Creating a Virtual Warehouse

A Virtual Warehouse is an instance of compute resources in Public Cloud that is equivalent to an on-prem cluster. You learn how to create a new Virtual Warehouse in Cloudera Data Warehouse (CDW) Public Cloud.

A Virtual Warehouse provides access to the data in tables and views in the data lake your Database Catalog uses. A Virtual Warehouse can access only the Database Catalog you select during creation of the Virtual Warehouse.

In this task and subtasks, you configure Virtual Warehouse features, including performance-related features for production workloads, such as the Virtual Warehouse size and auto-scaling. These features are designed to manage huge workloads in production, so if you are evaluating CDW, or just learning, simply accept the default values. This task covers the bare minimum configurations.

In subtopics, you see details about how to configure features for production workloads, such as Hive query isolation and Impala catalog high availability.

In AWS environments, you can optionally select an availability zone. All compute resources run will run in the selected zone.
  • You obtained permissions to access a running environment for creating a Virtual Warehouse.
  • You obtained the DWAdmin role to perform Data Warehouse tasks.
  • You logged into the CDP web interface.
  • Your activated the environment from Cloudera Data Warehouse.
  • If you want to enable SSO, you must obtain the CDW_ACCESS_CONTROL entitlement to set up a user group, which is available as a technical preview.

    Also, to enable SSO, in Management Console > User Management you must set up a user group that identifies the users authorized to access to this Virtual Warehouse.

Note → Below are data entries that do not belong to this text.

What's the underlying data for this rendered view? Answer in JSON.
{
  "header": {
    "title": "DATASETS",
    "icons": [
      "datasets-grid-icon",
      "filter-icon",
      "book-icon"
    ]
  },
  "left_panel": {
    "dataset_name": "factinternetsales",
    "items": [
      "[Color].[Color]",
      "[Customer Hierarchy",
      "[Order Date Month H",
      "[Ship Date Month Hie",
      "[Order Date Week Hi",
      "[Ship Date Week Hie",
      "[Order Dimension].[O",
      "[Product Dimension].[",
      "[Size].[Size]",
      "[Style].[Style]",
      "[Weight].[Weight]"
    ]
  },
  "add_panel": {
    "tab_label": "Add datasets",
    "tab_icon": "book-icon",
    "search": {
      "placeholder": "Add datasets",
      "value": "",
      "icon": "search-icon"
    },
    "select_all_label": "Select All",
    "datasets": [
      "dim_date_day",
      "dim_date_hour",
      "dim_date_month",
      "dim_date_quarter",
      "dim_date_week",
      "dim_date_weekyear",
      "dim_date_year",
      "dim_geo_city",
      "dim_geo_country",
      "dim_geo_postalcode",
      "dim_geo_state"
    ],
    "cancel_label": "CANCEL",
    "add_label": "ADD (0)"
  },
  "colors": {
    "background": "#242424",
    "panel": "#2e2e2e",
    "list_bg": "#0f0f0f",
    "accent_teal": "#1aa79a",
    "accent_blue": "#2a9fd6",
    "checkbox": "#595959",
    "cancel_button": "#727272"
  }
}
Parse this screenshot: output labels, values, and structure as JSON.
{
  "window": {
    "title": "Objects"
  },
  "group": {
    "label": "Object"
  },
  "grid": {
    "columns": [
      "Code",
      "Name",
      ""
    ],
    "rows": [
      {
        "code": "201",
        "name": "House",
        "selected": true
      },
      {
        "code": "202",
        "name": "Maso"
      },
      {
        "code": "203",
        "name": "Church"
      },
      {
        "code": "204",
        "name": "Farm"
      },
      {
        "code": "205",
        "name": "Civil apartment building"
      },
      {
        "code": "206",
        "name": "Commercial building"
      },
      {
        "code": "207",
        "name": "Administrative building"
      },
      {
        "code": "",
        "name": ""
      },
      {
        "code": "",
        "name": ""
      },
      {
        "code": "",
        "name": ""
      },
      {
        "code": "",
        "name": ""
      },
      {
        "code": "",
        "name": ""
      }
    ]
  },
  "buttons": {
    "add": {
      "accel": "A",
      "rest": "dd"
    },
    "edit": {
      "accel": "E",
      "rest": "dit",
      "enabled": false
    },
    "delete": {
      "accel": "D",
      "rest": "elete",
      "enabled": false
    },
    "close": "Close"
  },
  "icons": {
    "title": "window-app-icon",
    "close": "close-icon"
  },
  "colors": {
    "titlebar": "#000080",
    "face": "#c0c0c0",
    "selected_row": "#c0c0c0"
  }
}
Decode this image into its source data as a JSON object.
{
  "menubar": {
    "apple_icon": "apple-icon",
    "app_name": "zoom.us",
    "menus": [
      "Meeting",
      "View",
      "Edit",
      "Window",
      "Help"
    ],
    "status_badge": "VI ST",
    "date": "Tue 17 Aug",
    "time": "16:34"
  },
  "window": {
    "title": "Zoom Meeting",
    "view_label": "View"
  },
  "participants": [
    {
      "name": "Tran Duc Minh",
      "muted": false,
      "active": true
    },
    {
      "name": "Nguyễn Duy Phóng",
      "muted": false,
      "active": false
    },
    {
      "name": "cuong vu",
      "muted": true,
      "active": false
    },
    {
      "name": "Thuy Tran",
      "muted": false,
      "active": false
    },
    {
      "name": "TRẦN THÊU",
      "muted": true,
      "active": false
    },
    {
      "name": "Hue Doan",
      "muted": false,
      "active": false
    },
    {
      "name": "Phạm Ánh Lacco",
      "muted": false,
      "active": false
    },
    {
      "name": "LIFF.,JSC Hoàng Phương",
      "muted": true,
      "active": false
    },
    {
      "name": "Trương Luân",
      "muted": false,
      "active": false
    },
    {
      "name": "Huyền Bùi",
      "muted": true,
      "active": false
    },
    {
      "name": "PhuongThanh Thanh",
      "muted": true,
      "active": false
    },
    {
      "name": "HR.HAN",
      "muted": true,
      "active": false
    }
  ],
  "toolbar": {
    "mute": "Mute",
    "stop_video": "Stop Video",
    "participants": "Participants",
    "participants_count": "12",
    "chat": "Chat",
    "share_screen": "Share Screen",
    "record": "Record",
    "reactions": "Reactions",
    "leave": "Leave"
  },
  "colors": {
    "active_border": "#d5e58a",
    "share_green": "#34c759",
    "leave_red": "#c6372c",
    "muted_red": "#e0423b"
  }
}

For more information about meeting prerequisites, see Getting started in CDW.
  1. Navigate to Data Warehouses > Virtual Warehouses > Create Virtual Warehouse.
  2. In New Virtual Warehouse, in Name, specify a Virtual Warehouse name.
  3. In Type, select the Hive or Impala type of Virtual Warehouse you want.
    Virtual Warehouses can use Hive or Impala as the underlying SQL execution engine. Typically, Hive is used to support complex reports and enterprise dashboards. Impala is used to support interactive, ad-hoc analysis.
  4. In Database Catalog, select the image of the Database Catalog to query with the Virtual Warehouse.
  5. In AWS environments only, accept the default availability zone, or select an availability zone, such as us-east-1c.
    The default behavior is to randomly select an availability zone from the list of configured availability zones for the associated environment. Generally, it is fine to accept the default.
  6. Optionally, if you have the required entitlement to set up a user group and have done so, in User Groups, select a user group you set up in advance to access endpoints.
  7. Optionally, if you have selected a user group for SSO, select Enable SSO to enable single sign-on to your Virtual Warehouse
    If you do not have a user group set up for SSO, do not select Enable SSO.
  8. Optionally, enter keys and values for Tagging the Virtual Warehouse.
  9. Select the Size of the Virtual Warehouse as described in the next subtopic.
    The AutoSuspend and Autoscaling controls appear.
  10. Configure auto-scaling as described in the subsequent subtopic.
  11. Select the Hive Image Version or the Impala Image Version version, and the Hue Image version you want to use, or accept the default version (latest) at the top of the drop-down menus.
    For example


  12. Accept default values for other settings, or change the values to suit your use case, and click Create to create the new Virtual Warehouse.
    Click the tooltip for information about settings.
    When you create a Virtual Warehouse, a cluster is created in your cloud provider account. This cluster has two buckets. One bucket is used for managed data and the other is used for external data.